The coverage of the January 6th Committee, the impending reversal of Roe, the Russian invasion of Ukraine, $5-a-gallon gas, and gun massacres have knocked the devastation of the West off the front pages. But the climate crisis that is upon us right now is the most terrifying of all of these.
Take the case of New Mexico. Unprecedented wind-driven fires east of Santa Fe destroyed over 300,000 acres. The fire burned so hot that it killed bacteria that are part of the usual process of recovery of the soil. That in turn means rainwater runs off at a pace that leads to flooding and contamination of drinking water.
Elsewhere in the West, water levels are so low that they threaten not only the supply of water for drinking and bathing but the viability of hydroelectric dams. The interaction of floods, fires, and droughts is only going to get worse.
Climate activists have long called for increased public investment to accelerate the transition to a zero-carbon economy. The blockage of Build Back Better means that nothing like adequate investment is forthcoming.
But the news out of the West suggests something even more urgent. We need massive public investments to restore a measure of resilience in the face of damage already done, right now.
Systems need to be rebuilt. People need to be resettled. A new kind of society needs to develop that can coexist with a natural environment already ravaged, even as we help that environment to heal and shift to a more sustainable energy future.

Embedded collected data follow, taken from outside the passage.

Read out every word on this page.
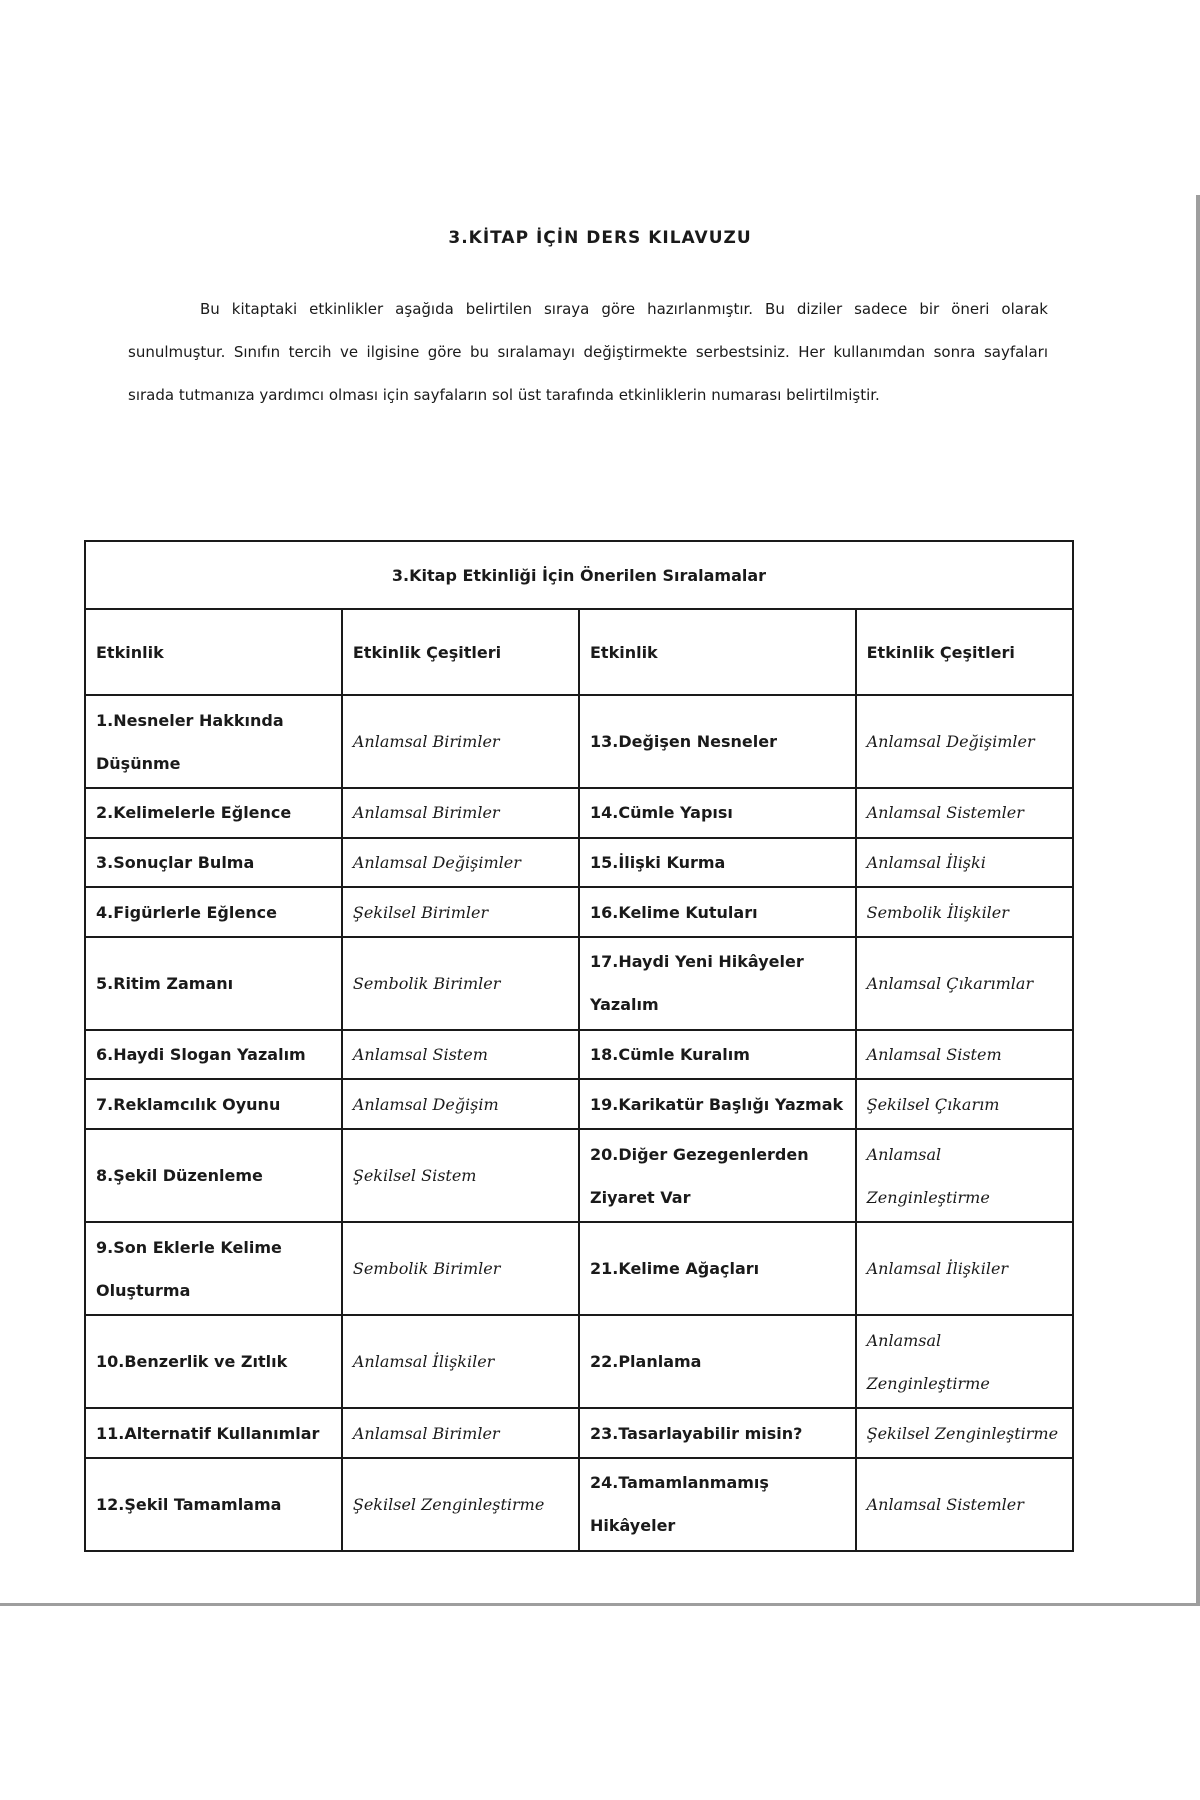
3.KİTAP İÇİN DERS KILAVUZU

Bu kitaptaki etkinlikler aşağıda belirtilen sıraya göre hazırlanmıştır. Bu diziler sadece bir öneri olarak sunulmuştur. Sınıfın tercih ve ilgisine göre bu sıralamayı değiştirmekte serbestsiniz. Her kullanımdan sonra sayfaları sırada tutmanıza yardımcı olması için sayfaların sol üst tarafında etkinliklerin numarası belirtilmiştir.

3.Kitap Etkinliği İçin Önerilen Sıralamalar			
Etkinlik	Etkinlik Çeşitleri	Etkinlik	Etkinlik Çeşitleri
1.Nesneler Hakkında Düşünme	Anlamsal Birimler	13.Değişen Nesneler	Anlamsal Değişimler
2.Kelimelerle Eğlence	Anlamsal Birimler	14.Cümle Yapısı	Anlamsal Sistemler
3.Sonuçlar Bulma	Anlamsal Değişimler	15.İlişki Kurma	Anlamsal İlişki
4.Figürlerle Eğlence	Şekilsel Birimler	16.Kelime Kutuları	Sembolik İlişkiler
5.Ritim Zamanı	Sembolik Birimler	17.Haydi Yeni Hikâyeler Yazalım	Anlamsal Çıkarımlar
6.Haydi Slogan Yazalım	Anlamsal Sistem	18.Cümle Kuralım	Anlamsal Sistem
7.Reklamcılık Oyunu	Anlamsal Değişim	19.Karikatür Başlığı Yazmak	Şekilsel Çıkarım
8.Şekil Düzenleme	Şekilsel Sistem	20.Diğer Gezegenlerden Ziyaret Var	Anlamsal Zenginleştirme
9.Son Eklerle Kelime Oluşturma	Sembolik Birimler	21.Kelime Ağaçları	Anlamsal İlişkiler
10.Benzerlik ve Zıtlık	Anlamsal İlişkiler	22.Planlama	Anlamsal Zenginleştirme
11.Alternatif Kullanımlar	Anlamsal Birimler	23.Tasarlayabilir misin?	Şekilsel Zenginleştirme
12.Şekil Tamamlama	Şekilsel Zenginleştirme	24.Tamamlanmamış Hikâyeler	Anlamsal Sistemler
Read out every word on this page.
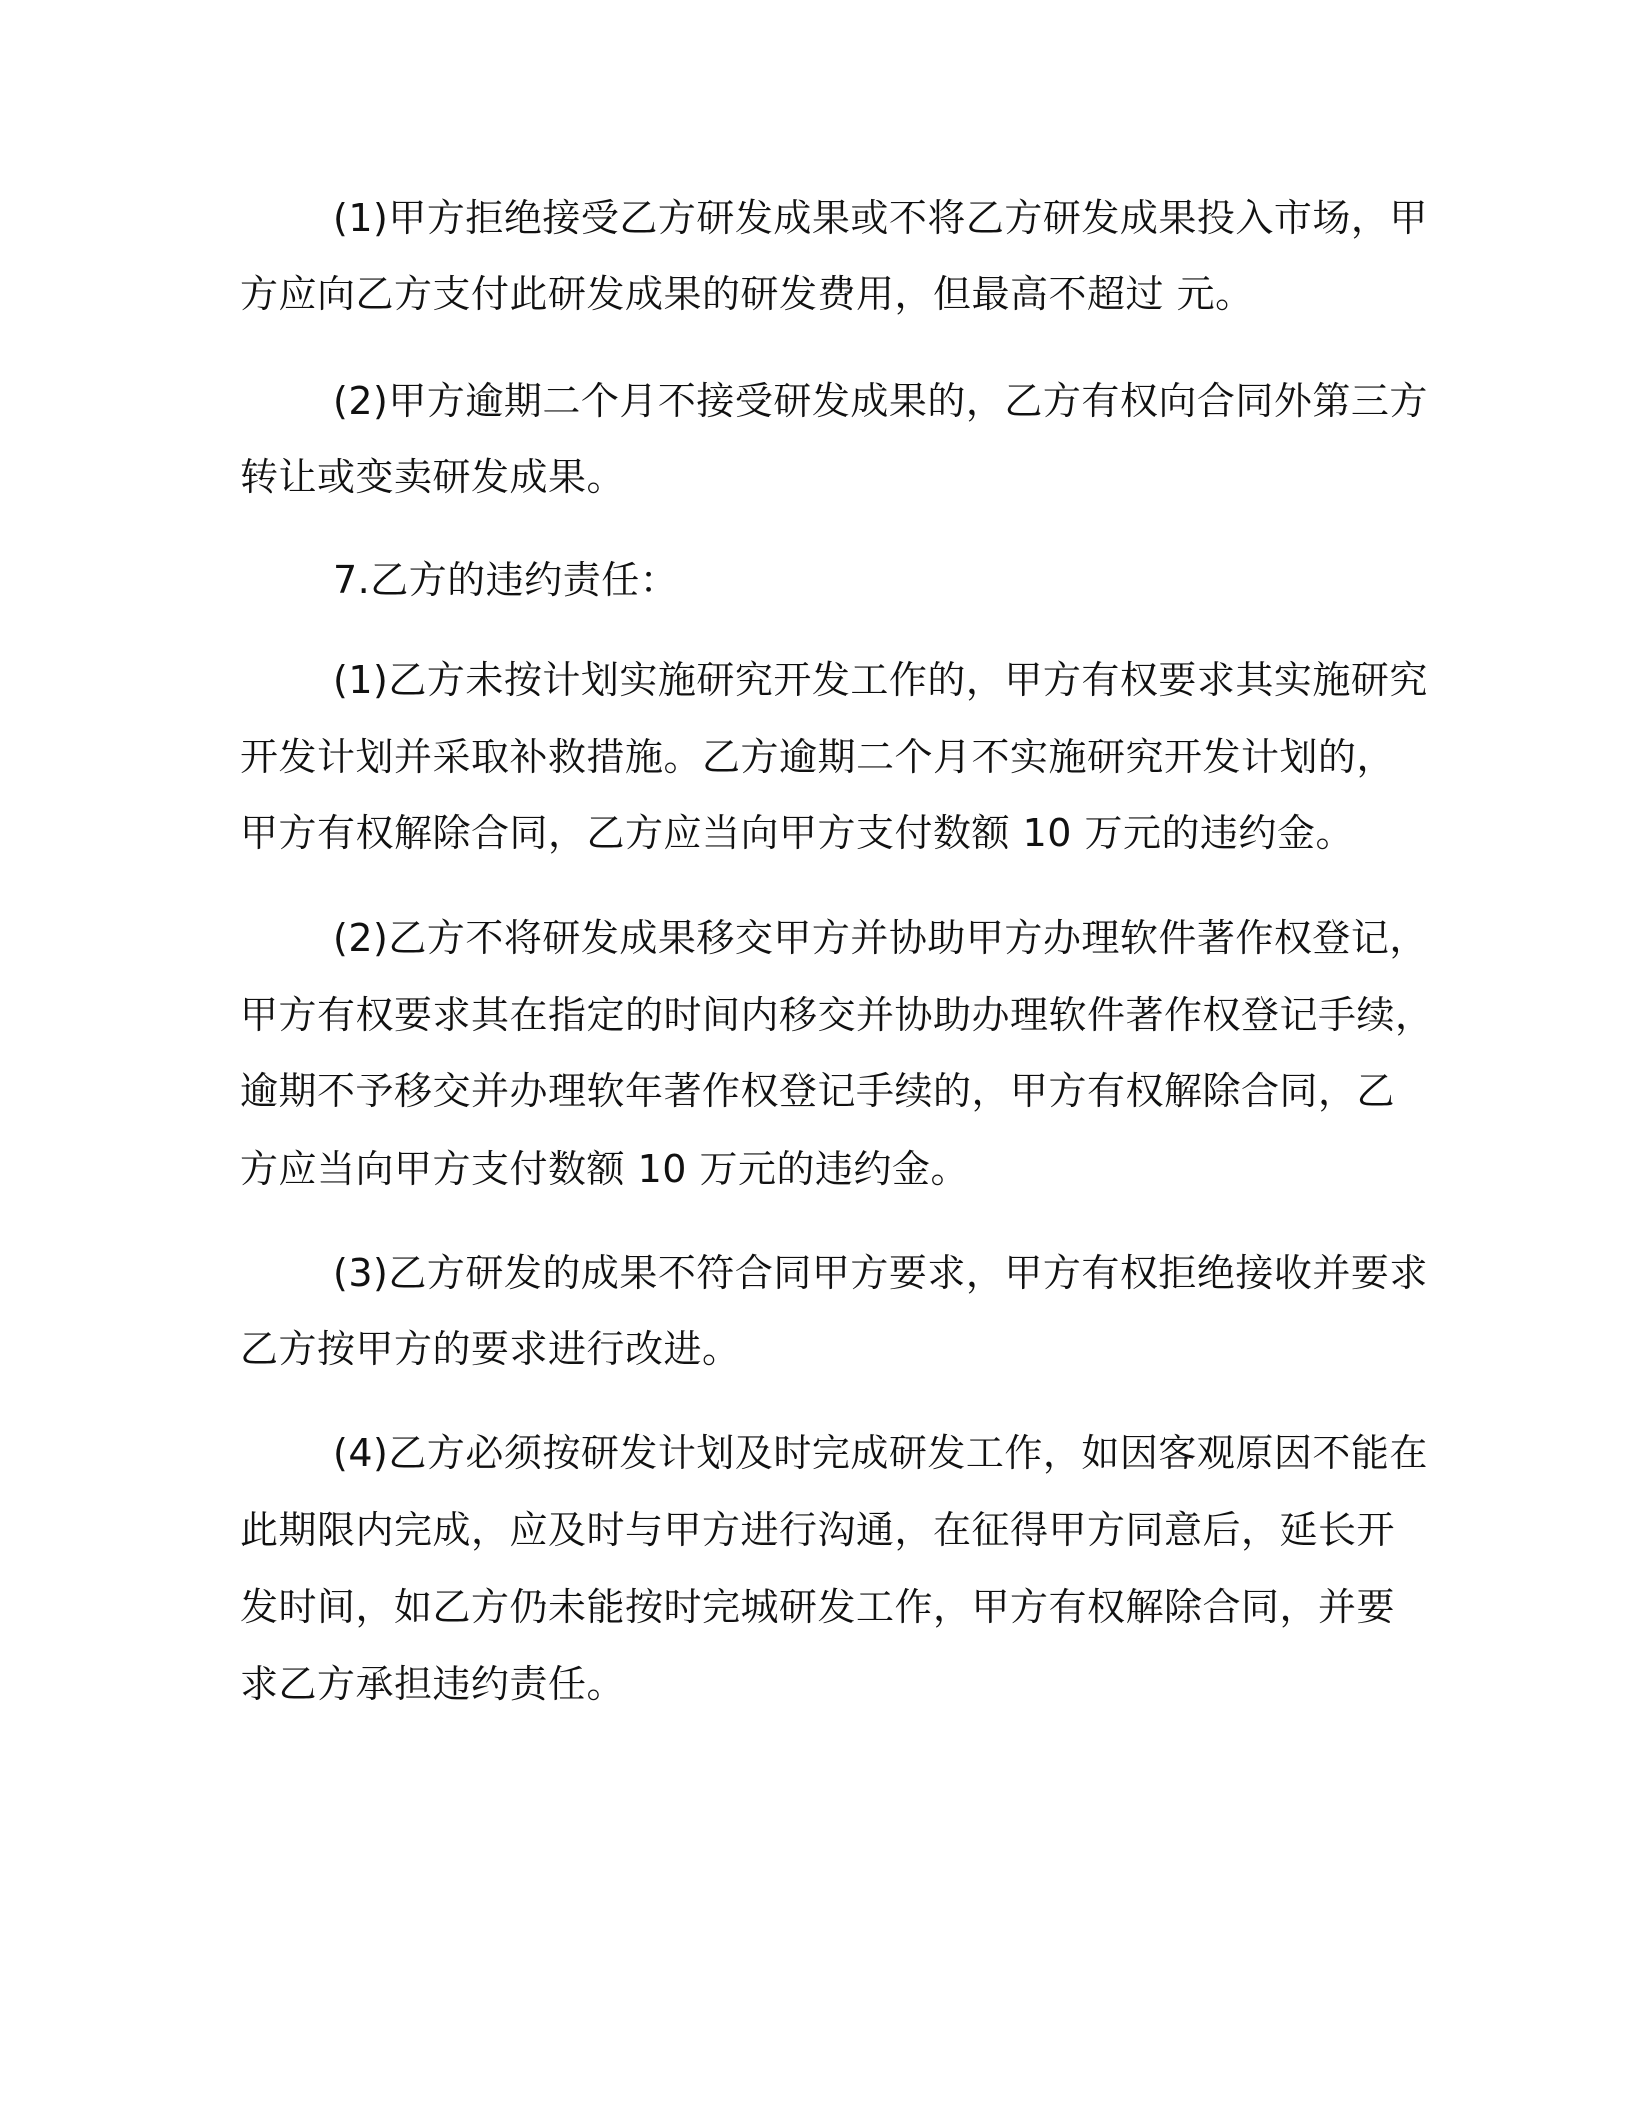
(1)甲方拒绝接受乙方研发成果或不将乙方研发成果投入市场，甲
方应向乙方支付此研发成果的研发费用，但最高不超过 元。
(2)甲方逾期二个月不接受研发成果的，乙方有权向合同外第三方
转让或变卖研发成果。
7.乙方的违约责任：
(1)乙方未按计划实施研究开发工作的，甲方有权要求其实施研究
开发计划并采取补救措施。乙方逾期二个月不实施研究开发计划的，
甲方有权解除合同，乙方应当向甲方支付数额 10 万元的违约金。
(2)乙方不将研发成果移交甲方并协助甲方办理软件著作权登记，
甲方有权要求其在指定的时间内移交并协助办理软件著作权登记手续，
逾期不予移交并办理软年著作权登记手续的，甲方有权解除合同，乙
方应当向甲方支付数额 10 万元的违约金。
(3)乙方研发的成果不符合同甲方要求，甲方有权拒绝接收并要求
乙方按甲方的要求进行改进。
(4)乙方必须按研发计划及时完成研发工作，如因客观原因不能在
此期限内完成，应及时与甲方进行沟通，在征得甲方同意后，延长开
发时间，如乙方仍未能按时完城研发工作，甲方有权解除合同，并要
求乙方承担违约责任。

And of course it isn’t just the West. The great coastal cities of the East will need massive public investments to adapt to sea level rise and inevitable storm surges.
Before too long, the kind of public outlay being debated in 2021–2022 will seem like chump change, and citizens of both parties will be clamoring for a lot more.
Won’t that mean a massive diversion of funds and a reduced standard of living? Maybe not.
The last time America spent huge sums on a collective enterprise was during World War II. We spent about one-third of GDP making war. But even though most of that output was blown up, at the end of the four years of war, there had been so much development of new technology that GDP was 50 percent higher than when the war began.
That was a war for survival. So is this one.